Under this model, utilities like Con Edison are legally required to serve everyone in their service territory, every hour of every day — even during storms, heat waves and polar vortices. They cannot pick customers, exit unprofitable neighborhoods, or raise prices at will. In return, their rates and profits are set through rigorous oversight by regulators at New York’s Public Service Commission, which I chair.
Following a directive by Gov. Hochul to prioritize affordability last year, the commission on Thursday adopted a new three-year rate plan that cut Con Ed’s initial rate request by 87% in 2026. The majority of stakeholders who reviewed evidence in our transparent rate-setting proceeding support the plan, including our subject matter experts who scrutinized every expense, independent consumer groups like the NY Energy Consumers Council, the City of New York, and environmental organizations like the Environmental Defense Fund.
But no one likes a rate increase, and we are cognizant of how inflationary pressures across the economy are affecting New Yorkers. Customers deserve to understand why it was necessary to modestly increase Con Ed’s gas and electric revenues.
In short, Con Edison must recover its legitimate expenses to provide electric and gas service to its 4.7 million customers. At a time when there are warnings of blackouts and gas supply disruptions downstate, the company is projected to invest $14.5 billion over three years so that the lights, heat and air conditioning work during even the most extreme weather. This new infrastructure will be financed by shareholders and bondholders, taxed by local governments, and built by a skilled workforce — all real and necessary expenses.

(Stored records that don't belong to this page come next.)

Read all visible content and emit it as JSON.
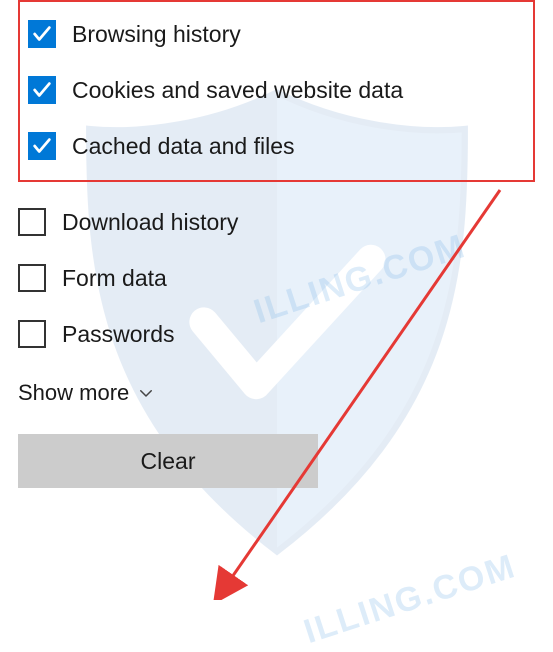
{
  "options": [
    {
      "label": "Browsing history",
      "checked": true
    },
    {
      "label": "Cookies and saved website data",
      "checked": true
    },
    {
      "label": "Cached data and files",
      "checked": true
    },
    {
      "label": "Download history",
      "checked": false
    },
    {
      "label": "Form data",
      "checked": false
    },
    {
      "label": "Passwords",
      "checked": false
    }
  ],
  "show_more_label": "Show more",
  "clear_button_label": "Clear",
  "colors": {
    "accent": "#0078d7",
    "highlight_border": "#e53935",
    "button_bg": "#cccccc"
  }
}
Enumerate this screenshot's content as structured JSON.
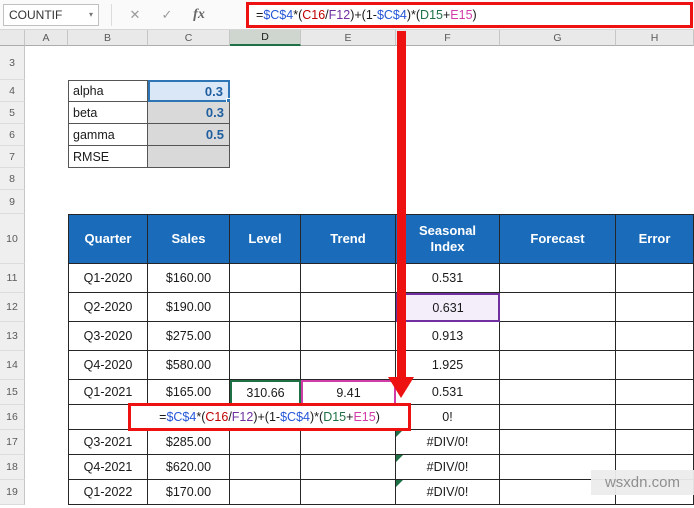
{
  "app": {
    "watermark": "wsxdn.com"
  },
  "colors": {
    "table_header_blue": "#1a6cba",
    "value_blue": "#1f5fa0",
    "annotation_red": "#ee1111",
    "selection_blue": "#2e75b6",
    "ref_purple": "#7030a0",
    "ref_green": "#1e7145",
    "ref_pink": "#d23ca8",
    "error_green": "#1e7145",
    "param_gray": "#d9d9d9"
  },
  "formula_bar": {
    "name_box_value": "COUNTIF",
    "dropdown_icon": "▾",
    "cancel_icon": "✕",
    "enter_icon": "✓",
    "fx_icon": "fx",
    "formula_text": "=$C$4*(C16/F12)+(1-$C$4)*(D15+E15)",
    "segments": [
      {
        "t": "=",
        "c": "#1a1a1a"
      },
      {
        "t": "$C$4",
        "c": "#2456d6"
      },
      {
        "t": "*(",
        "c": "#1a1a1a"
      },
      {
        "t": "C16",
        "c": "#c00000"
      },
      {
        "t": "/",
        "c": "#1a1a1a"
      },
      {
        "t": "F12",
        "c": "#7030a0"
      },
      {
        "t": ")+(1-",
        "c": "#1a1a1a"
      },
      {
        "t": "$C$4",
        "c": "#2456d6"
      },
      {
        "t": ")*(",
        "c": "#1a1a1a"
      },
      {
        "t": "D15",
        "c": "#1e7145"
      },
      {
        "t": "+",
        "c": "#1a1a1a"
      },
      {
        "t": "E15",
        "c": "#d23ca8"
      },
      {
        "t": ")",
        "c": "#1a1a1a"
      }
    ]
  },
  "grid": {
    "column_headers": [
      "A",
      "B",
      "C",
      "D",
      "E",
      "F",
      "G",
      "H"
    ],
    "row_numbers": [
      "3",
      "4",
      "5",
      "6",
      "7",
      "8",
      "9",
      "10",
      "11",
      "12",
      "13",
      "14",
      "15",
      "16",
      "17",
      "18",
      "19"
    ]
  },
  "params": {
    "rows": [
      {
        "label": "alpha",
        "value": "0.3"
      },
      {
        "label": "beta",
        "value": "0.3"
      },
      {
        "label": "gamma",
        "value": "0.5"
      },
      {
        "label": "RMSE",
        "value": ""
      }
    ]
  },
  "table": {
    "headers": [
      "Quarter",
      "Sales",
      "Level",
      "Trend",
      "Seasonal Index",
      "Forecast",
      "Error"
    ],
    "rows": [
      {
        "quarter": "Q1-2020",
        "sales": "$160.00",
        "level": "",
        "trend": "",
        "seasonal": "0.531",
        "forecast": "",
        "error": ""
      },
      {
        "quarter": "Q2-2020",
        "sales": "$190.00",
        "level": "",
        "trend": "",
        "seasonal": "0.631",
        "forecast": "",
        "error": ""
      },
      {
        "quarter": "Q3-2020",
        "sales": "$275.00",
        "level": "",
        "trend": "",
        "seasonal": "0.913",
        "forecast": "",
        "error": ""
      },
      {
        "quarter": "Q4-2020",
        "sales": "$580.00",
        "level": "",
        "trend": "",
        "seasonal": "1.925",
        "forecast": "",
        "error": ""
      },
      {
        "quarter": "Q1-2021",
        "sales": "$165.00",
        "level": "310.66",
        "trend": "9.41",
        "seasonal": "0.531",
        "forecast": "",
        "error": ""
      },
      {
        "quarter": "Q3-2021",
        "sales": "$285.00",
        "level": "",
        "trend": "",
        "seasonal": "#DIV/0!",
        "forecast": "",
        "error": ""
      },
      {
        "quarter": "Q4-2021",
        "sales": "$620.00",
        "level": "",
        "trend": "",
        "seasonal": "#DIV/0!",
        "forecast": "",
        "error": ""
      },
      {
        "quarter": "Q1-2022",
        "sales": "$170.00",
        "level": "",
        "trend": "",
        "seasonal": "#DIV/0!",
        "forecast": "",
        "error": ""
      }
    ],
    "formula_row": {
      "seasonal_partial": "0!"
    }
  }
}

In addition to reliability, through the rate case process, the PSC is ensuring Con Ed customers are not paying excessive rates to line the pockets of utility executives. In fact, we’ve set Con Edison’s return on equity at 9.4%, well below the rates commonly earned in unregulated industries such as technology, pharmaceuticals, private equity, real estate development, or energy generation.
Utilities are competing with other long-lived infrastructure investments that offer similar risk profiles, so we have to be careful not to set returns too low. If we do, investors will take their money elsewhere. Capital then becomes more expensive for utilities — both borrowing costs and the costs to maintain and upgrade critical infrastructure increase. In the end, suppressing returns does not save money, it simply shifts costs around, ultimately making your bills more expensive.
That said, New York has a proud history of keeping utility return on equity at the lowest reasonable level to ensure access to capital markets while keeping costs down for customers; and what we approved for Con Ed is well below the national average for utilities.
It’s important to note that their return on equity is not a guaranteed profit margin. Utilities must control costs, operate efficiently, manage projects prudently, and meet performance standards to achieve them.
Poor performance can lead to penalties, disallowed costs, or reduced earnings. Shareholders — not customers — bear those risks.
Setting utility rates is hard, but necessary work. We can’t do it without the participation of our many stakeholders. Utility rates are set in open proceedings where consumer advocates, environmental groups, labor organizations, businesses, elected officials, and state agencies all participate to challenge the utility and each other about how best to protect the public interest. Every major investment is examined. If a cost is found imprudent, it is rejected. That is how Con Ed’s gas increase was reduced from 13.3% to 2.0%, and how its electric increase was reduced from 11.4% to 2.8%.
It’s not a perfect system, but the commission operates one of the most successful public-private partnerships in American history. It has delivered near-universal service, high reliability, and massive infrastructure investment at a low cost of capital.
But more must be done to help address customer affordability concerns.
The governor has proposed structural reforms to the utility rate-setting process that will force utilities to provide budget-bounded alternatives to proposed rates, expand utility discounts for households in need, and tie executive compensation to new affordability performance metrics. The commission stands with the governor in support of these reforms.
Christian is chair of the New York State Public Service Commission.